To understand memory as an open, flexible, non-hierarchical process—one that is constantly willing to rewrite its beginnings and endings; to be studied, remade, and strained by new hypotheses. Within this framework, through smoke, image, and object, a process of construction, reconstruction, and deconstruction of memory is set in motion, paralleling material decay. This open archive dissolves the possibility of a rigid memory, instead embracing one that emerges through wear, residue, and fragility.

This intersection between smoke and what has been discarded is tied to the territory where this project is situated: Traytrayko, Nueva Imperial, in Gulumapu. There, smoke is part of the everyday landscape, a result of wood-burning heating used to endure the cold and rain. In this context, smoke is not merely a byproduct but a living substance that inhabits, traverses, and transforms the territory. At the same time, these very climatic conditions—cold and humidity—are responsible for the deterioration of these object-remnants.

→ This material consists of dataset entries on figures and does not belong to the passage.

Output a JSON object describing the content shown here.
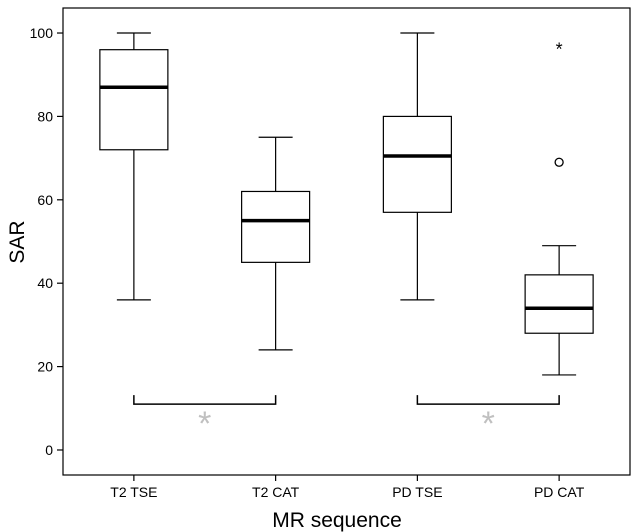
{
  "chart_data": {
    "type": "boxplot",
    "title": "",
    "xlabel": "MR sequence",
    "ylabel": "SAR",
    "ylim": [
      -6,
      106
    ],
    "yticks": [
      0,
      20,
      40,
      60,
      80,
      100
    ],
    "grid": false,
    "categories": [
      "T2 TSE",
      "T2 CAT",
      "PD TSE",
      "PD CAT"
    ],
    "boxes": [
      {
        "category": "T2 TSE",
        "whisker_low": 36,
        "q1": 72,
        "median": 87,
        "q3": 96,
        "whisker_high": 100,
        "outliers": [],
        "extremes": []
      },
      {
        "category": "T2 CAT",
        "whisker_low": 24,
        "q1": 45,
        "median": 55,
        "q3": 62,
        "whisker_high": 75,
        "outliers": [],
        "extremes": []
      },
      {
        "category": "PD TSE",
        "whisker_low": 36,
        "q1": 57,
        "median": 70.5,
        "q3": 80,
        "whisker_high": 100,
        "outliers": [],
        "extremes": []
      },
      {
        "category": "PD CAT",
        "whisker_low": 18,
        "q1": 28,
        "median": 34,
        "q3": 42,
        "whisker_high": 49,
        "outliers": [
          69
        ],
        "extremes": [
          97
        ]
      }
    ],
    "significance": [
      {
        "from": "T2 TSE",
        "to": "T2 CAT",
        "y": 11,
        "marker": "*"
      },
      {
        "from": "PD TSE",
        "to": "PD CAT",
        "y": 11,
        "marker": "*"
      }
    ],
    "colors": {
      "box_fill": "#ffffff",
      "line": "#000000",
      "significance_marker": "#c0c0c0"
    }
  }
}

I was interested in developing, through printmaking, a technique as fragile as smoke itself, where the image could fade at the slightest touch. The images I engrave onto these object-remnants come from my personal and family archive. They depict my father, my mother, my grandmothers, friends, myself as a child, and the places that have shaped my daily life—both in Nueva Imperial and now in Santiago, Chile. I sought to place these images under tension by making them interact with even more unstable surfaces: boards in the process of rotting, a broken mattress, rusted parts of wood-burning stoves. In that contact, all elements intensified one another’s decay.

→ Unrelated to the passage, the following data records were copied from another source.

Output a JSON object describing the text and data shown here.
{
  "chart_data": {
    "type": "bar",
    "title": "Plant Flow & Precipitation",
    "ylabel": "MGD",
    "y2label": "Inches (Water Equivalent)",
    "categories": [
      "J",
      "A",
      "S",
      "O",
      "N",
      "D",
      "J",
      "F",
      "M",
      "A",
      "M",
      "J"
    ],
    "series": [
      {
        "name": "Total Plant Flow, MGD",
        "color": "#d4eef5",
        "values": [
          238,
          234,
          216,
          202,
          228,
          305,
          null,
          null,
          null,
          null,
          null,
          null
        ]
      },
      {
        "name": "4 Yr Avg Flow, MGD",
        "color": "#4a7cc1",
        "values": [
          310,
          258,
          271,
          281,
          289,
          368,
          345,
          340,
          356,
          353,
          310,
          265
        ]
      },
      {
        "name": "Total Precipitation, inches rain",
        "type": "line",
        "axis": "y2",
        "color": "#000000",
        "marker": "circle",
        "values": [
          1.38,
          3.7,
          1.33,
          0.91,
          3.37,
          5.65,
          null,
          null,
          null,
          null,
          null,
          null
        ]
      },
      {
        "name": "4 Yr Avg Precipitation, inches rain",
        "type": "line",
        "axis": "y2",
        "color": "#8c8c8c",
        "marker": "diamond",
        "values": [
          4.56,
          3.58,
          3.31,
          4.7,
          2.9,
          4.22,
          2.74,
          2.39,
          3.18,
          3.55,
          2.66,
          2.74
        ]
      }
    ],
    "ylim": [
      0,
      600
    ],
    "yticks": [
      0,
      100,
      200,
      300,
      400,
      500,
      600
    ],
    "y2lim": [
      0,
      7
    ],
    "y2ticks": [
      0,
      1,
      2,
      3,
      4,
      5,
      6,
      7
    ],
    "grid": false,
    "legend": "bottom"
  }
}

Thus, beyond the material possibility of preserving an image, what endures is the action: the gesture of attempting to fix it. Memory does not reside in the object, but in the persistence of that gesture, and the object becomes merely an evocation, a trace of that will. For this reason, the images are unique; there is no serial production nor polished finish. Some are barely discernible—and this is precisely because they do not seek to represent, but to embody. They are traces of a will to make presence, rather than images meant simply to be seen.

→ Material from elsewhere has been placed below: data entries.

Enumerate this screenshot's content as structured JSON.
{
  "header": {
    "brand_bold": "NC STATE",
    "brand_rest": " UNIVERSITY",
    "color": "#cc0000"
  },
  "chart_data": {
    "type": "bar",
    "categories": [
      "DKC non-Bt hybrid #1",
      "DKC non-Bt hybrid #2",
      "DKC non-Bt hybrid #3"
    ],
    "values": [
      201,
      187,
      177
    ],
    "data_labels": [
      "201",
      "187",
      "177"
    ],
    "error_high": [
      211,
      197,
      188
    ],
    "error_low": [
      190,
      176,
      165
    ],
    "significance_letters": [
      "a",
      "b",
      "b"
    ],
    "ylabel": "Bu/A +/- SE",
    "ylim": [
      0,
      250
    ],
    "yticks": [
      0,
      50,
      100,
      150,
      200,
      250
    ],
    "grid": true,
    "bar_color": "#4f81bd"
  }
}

This project pursues the question of a material memory capable of enduring insofar as it is enacted, practicing presence as a persistent act of will mobilized by affection. By recognizing memory as an unstable process, it presents a series of experiments engraved with smoke upon discarded matter to construct an intimate archive—one that invites us to consider that the possibility of remembrance lies in the gestures we create to confront the constant threat of forgetting.